In Rain Dogs, Duffy’s investigation of an apparent suicide leads him to Kincaid Young Offenders Institution in Belfast where a pedophile ring was operating. Kincaid is a stand in for Kincora Boys’ Home that was in reality the scene of serious organized child sexual abuse that attempted a cover-up in 1980 because there were allegations of state collusion. Not surprisingly, Jimmy Savile – the flamboyant BBC superstar and philanthropist who enjoyed a personal relationship with the Thatchers and Prince Charles, was knighted by both the Queen and the Pope, and may have been responsible for the sexual abuse of five hundred boys – makes a cameo appearance, revealing a more malevolent presence than what his adoring public would have known at the time.

McKinty also enjoys deploying literary allusions along with classical and popular music, somewhat akin to the Inspector Banks series of the English/Canadian writer, Peter Robinson. In Ground a few lines from an aria in Puccini’s La Boheme may or may not be a significant clue for Duffy to solve a murder. Also Duffy is constantly challenged in his attempt to secure a stable relationship with a woman; the budding relationship with a physician who conducts autopsies in Ground is not the same woman as the on-and-off relationship with Beth of the later novels. Moreover, often in the midst of investigating grisly crimes, McKinty injects broad humour or the scene itself has a comic aura. Despite the presence of the stiffening corpse shot by a crossbow in Police at the Station, a goat presides over events contaminating the evidence. The humour may serve as a counterpoint to McKinty’s more ambitious intentions. Throughout, initial appearances of a certain crime and its resolution is not what the novel is really about, whether it is the murder of homosexuals, the apparent suicide of a journalist inside Carrickfergus Castle or the murder of a drug dealer. McKinty is more interested in investigating darker more disturbing issues that resist an easy resolution. 

Given that the Troubles are a constant presence, the novels possess a stark political dimension. Every time Duffy gets ready to drive away in his car, he checks beneath it to make sure that the IRA hasn’t attached potentially lethal mercury tilt bombs to the undercarriage. In Rain Dogs, a Chief Superintendent is killed in this ghastly way. In Police at the Station, McKinty alludes to the hideous murder of two British officers by a rioting mob. McKinty also offers valuable insights to explain why serial killers are rare in Ulster: individuals with psychopathic inclinations can deflect them by working for the “Cause.” 

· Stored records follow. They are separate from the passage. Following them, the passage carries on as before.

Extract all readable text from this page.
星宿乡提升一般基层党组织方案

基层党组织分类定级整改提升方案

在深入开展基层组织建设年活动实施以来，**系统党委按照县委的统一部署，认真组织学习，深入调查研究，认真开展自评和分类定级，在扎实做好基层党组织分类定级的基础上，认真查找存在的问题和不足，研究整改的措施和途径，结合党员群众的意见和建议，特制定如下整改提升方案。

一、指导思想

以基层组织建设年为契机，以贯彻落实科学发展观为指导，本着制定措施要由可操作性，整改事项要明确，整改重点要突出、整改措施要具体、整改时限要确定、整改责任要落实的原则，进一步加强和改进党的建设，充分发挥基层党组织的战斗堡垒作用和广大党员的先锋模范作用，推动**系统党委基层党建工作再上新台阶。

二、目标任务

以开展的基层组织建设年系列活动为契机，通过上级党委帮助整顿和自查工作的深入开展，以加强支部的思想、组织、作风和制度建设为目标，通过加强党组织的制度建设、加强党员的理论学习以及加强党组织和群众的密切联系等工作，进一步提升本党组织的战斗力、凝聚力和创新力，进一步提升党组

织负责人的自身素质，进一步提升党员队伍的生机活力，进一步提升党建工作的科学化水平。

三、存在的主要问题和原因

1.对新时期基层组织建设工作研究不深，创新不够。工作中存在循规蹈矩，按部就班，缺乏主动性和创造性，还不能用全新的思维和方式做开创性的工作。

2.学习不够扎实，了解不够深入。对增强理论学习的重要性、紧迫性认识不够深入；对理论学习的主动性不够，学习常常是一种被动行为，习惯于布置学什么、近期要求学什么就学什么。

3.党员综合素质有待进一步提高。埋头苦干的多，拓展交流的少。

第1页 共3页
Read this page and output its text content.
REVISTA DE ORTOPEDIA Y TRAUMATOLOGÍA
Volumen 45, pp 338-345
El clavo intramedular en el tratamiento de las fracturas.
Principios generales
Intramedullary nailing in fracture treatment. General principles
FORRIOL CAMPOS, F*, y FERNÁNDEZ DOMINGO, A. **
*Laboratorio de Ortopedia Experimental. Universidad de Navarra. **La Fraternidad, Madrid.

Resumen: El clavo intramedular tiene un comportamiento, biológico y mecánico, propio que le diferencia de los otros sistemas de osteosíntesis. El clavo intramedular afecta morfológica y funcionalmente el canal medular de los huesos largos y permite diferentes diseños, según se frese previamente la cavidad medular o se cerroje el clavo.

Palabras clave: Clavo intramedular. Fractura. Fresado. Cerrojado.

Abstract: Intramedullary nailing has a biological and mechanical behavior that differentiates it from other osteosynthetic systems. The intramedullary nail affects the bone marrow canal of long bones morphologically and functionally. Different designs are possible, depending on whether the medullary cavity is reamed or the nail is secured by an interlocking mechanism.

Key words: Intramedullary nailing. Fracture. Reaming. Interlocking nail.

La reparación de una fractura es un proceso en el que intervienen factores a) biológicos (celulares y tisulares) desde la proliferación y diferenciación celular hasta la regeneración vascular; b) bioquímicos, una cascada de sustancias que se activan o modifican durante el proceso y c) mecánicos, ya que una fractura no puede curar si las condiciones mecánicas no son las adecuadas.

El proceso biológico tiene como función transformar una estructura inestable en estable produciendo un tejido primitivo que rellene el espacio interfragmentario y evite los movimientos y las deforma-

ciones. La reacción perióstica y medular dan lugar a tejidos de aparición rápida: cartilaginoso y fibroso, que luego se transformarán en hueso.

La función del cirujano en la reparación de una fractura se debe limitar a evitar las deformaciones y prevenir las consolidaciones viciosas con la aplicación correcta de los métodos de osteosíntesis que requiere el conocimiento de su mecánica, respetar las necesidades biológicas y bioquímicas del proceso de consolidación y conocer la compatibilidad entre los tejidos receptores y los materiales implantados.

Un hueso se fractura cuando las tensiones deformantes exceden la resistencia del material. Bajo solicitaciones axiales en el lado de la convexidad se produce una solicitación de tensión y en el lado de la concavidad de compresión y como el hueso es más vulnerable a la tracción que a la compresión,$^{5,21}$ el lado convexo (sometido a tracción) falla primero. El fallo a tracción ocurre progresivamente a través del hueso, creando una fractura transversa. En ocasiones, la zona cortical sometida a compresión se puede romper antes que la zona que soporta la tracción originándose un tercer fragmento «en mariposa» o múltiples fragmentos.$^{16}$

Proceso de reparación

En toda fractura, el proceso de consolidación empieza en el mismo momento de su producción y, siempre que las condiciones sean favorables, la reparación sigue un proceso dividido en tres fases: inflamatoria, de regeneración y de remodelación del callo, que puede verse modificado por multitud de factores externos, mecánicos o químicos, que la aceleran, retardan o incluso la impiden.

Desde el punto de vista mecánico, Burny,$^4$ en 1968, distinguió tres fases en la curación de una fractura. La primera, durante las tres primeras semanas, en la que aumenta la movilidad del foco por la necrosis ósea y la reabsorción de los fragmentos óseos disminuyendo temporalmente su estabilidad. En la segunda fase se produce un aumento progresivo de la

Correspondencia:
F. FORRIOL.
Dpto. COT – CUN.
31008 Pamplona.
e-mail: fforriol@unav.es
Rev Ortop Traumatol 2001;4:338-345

Despite the insistence by his superiors that in Police at the Station Duffy abandon the case about the death of a drug dispenser and the subsequent disappearance of the man’s wife, the detective refuses to capitulate. His dogged investigation uncovers the 1968 shooting of a couple who had allegedly rammed a police checkpoint, a vital piece of information that helps him to unravel the complexities of the case but leads to that lonely spot in the woods where he is about to be executed. I will not reveal what occurs at this point or whether McKinty is ready to conclude the Sean Duffy novels but I highly recommend the series for its compelling plots, interesting characters and perhaps most of all its insightful excavation of recent Irish history.